Reshma is an old friend of mine and I am so glad that she has showcased her collection at LFW. I am very proud of her. There's a lot history to her garments.

Do you feel safe in India?

I am 39 and I want to stand proudly and tell you that I have never felt unsafe in this country. I don't trust the news. A loss of life is a loss of life.

I think we have had, across the world, men ill-treating women. It is not just about India and I think we are one of the safest countries in the world.

You would be stupid to go out alone in the night if you were in Delhi or Bihar, but it's not that you'd be stupid to do that in Chicago or other places in the world.

I am tired of people saying India is unsafe.

I am a single child and my father was a general in the army. I had a scholarship to MIT. I was a software engineer and I remember my dad telling me, 'If all the good guys leave, what is going to happen here.'

The idea is to take the emotion of what Mumbai stands for and take it to the rest of the country. There is no excuse for molesting a girl. There is no excuse for hitting a woman.

I have been in a dark space in my married life and there's no excuse for it.

But I don't think we can label India as being unsafe for women.

We have had a bunch of politicians who have ruined this country from the time we have got our independence.

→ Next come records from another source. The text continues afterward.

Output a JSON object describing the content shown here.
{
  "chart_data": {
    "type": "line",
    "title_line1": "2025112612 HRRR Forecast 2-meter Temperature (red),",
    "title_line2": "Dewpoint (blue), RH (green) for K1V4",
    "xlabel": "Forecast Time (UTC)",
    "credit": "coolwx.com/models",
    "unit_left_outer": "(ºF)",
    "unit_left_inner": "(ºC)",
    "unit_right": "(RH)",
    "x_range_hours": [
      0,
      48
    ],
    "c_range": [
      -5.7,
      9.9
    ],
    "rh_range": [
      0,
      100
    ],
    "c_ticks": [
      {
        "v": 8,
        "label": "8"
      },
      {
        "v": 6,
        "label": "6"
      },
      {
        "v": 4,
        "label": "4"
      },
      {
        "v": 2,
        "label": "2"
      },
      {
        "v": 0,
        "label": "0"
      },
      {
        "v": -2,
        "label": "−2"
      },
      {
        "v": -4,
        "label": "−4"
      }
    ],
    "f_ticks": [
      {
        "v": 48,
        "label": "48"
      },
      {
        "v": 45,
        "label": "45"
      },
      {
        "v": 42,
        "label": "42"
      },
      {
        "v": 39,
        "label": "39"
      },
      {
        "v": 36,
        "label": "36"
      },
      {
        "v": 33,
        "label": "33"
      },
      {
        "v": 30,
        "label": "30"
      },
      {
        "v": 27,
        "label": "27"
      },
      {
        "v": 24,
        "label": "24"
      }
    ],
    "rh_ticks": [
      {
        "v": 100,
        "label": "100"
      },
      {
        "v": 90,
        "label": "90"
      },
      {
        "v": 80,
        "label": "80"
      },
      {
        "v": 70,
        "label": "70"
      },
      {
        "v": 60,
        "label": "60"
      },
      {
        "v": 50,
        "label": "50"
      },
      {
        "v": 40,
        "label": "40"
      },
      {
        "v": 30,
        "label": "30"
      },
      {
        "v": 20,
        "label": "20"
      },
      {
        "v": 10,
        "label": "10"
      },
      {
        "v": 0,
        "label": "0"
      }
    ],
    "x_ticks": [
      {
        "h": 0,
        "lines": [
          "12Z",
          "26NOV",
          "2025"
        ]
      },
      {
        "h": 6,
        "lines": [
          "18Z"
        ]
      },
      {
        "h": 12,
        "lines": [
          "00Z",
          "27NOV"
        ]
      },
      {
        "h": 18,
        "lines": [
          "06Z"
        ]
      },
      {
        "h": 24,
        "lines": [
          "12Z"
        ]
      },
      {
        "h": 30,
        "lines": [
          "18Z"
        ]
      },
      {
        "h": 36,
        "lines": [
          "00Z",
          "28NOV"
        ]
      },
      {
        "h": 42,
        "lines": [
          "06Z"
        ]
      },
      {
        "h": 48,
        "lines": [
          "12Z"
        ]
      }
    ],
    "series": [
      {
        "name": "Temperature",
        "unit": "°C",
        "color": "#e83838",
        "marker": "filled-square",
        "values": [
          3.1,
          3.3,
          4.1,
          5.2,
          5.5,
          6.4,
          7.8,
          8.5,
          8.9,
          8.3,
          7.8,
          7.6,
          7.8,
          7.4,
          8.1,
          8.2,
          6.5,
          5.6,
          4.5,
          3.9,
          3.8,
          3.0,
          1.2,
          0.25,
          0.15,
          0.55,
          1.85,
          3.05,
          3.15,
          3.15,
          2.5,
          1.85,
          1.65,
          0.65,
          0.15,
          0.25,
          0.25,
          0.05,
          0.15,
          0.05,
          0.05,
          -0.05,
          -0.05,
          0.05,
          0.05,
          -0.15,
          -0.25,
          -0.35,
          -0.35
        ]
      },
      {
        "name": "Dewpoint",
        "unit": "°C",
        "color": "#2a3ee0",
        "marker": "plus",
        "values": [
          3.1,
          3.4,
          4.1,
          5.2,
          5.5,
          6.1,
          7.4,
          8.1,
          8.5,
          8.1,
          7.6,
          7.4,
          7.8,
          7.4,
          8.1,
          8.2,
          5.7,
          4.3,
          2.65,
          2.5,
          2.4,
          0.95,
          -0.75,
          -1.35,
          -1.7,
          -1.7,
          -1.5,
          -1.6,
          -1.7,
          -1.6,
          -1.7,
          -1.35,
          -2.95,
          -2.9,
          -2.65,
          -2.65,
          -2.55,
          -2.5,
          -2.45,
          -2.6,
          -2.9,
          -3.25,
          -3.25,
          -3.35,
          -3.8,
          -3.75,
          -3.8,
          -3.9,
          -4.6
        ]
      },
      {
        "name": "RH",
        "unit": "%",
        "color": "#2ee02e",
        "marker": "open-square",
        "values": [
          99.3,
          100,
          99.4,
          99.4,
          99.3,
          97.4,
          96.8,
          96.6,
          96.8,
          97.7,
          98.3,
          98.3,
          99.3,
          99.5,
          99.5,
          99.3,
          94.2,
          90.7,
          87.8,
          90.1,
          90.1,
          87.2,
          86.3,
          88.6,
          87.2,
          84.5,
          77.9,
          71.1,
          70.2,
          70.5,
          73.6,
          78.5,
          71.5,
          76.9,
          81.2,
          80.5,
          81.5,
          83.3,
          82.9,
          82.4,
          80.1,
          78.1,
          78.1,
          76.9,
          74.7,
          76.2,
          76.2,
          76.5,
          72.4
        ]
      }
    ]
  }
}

There are things that work, and things that don't.

I think we need to take the first step in female safety by getting women to treat women better -- I thought Pink was a very hard-hitting film and that's what the Delhi scene is like. There is a problem definitely, but I feel that it is not just relevant to entire India.

We should also work towards educating our sons... teach them to treat women with respect. As for the girl children, we need to teach them what respect means!

It has to start now!

Advice to youngsters on how to deal with eve-teasing...

There are two sides to this problem. I remember I was 12 and there were these BSA cycles that had come out. My father had gifted a cycle to me.

I was just coming into puberty and my friends and I used to cycle in Madras (Chennai, now). There were these bunch of guys who cycled up next to us and said, 'Oh! You are so beautiful.'

And we were so angry and we got back to my father. The way they said it was obviously not in a cheap manner. So I remember my father saying, 'Hold on a second! They said you were beautiful. So what are you upset about?'

We (Indians) are told to look at things in a negative way; we are told not to own our sexuality. I think Sunny Leone has done way more for the feminism movement in this country than hundreds of people doing marches together. I am so proud that a person like her is here!

When you are uncomfortable learn to fight about it. Be intelligent about how you do it; I am not telling you to go punch a guy in the middle of the night in Delhi.

Women have to start believing in themselves a little more. And they should stop listening to other people saying what they can and cannot do.

It is about owning your sexuality. Stop treating yourself as weak.

Talk to your nieces, daughters about self-worth and what's okay and what's not.

I think more celebrities should speak up about women atrocities, but then, I think their job is way more important.

The only thing I teach my son every single day is kindness. If you are kind, everything falls in place.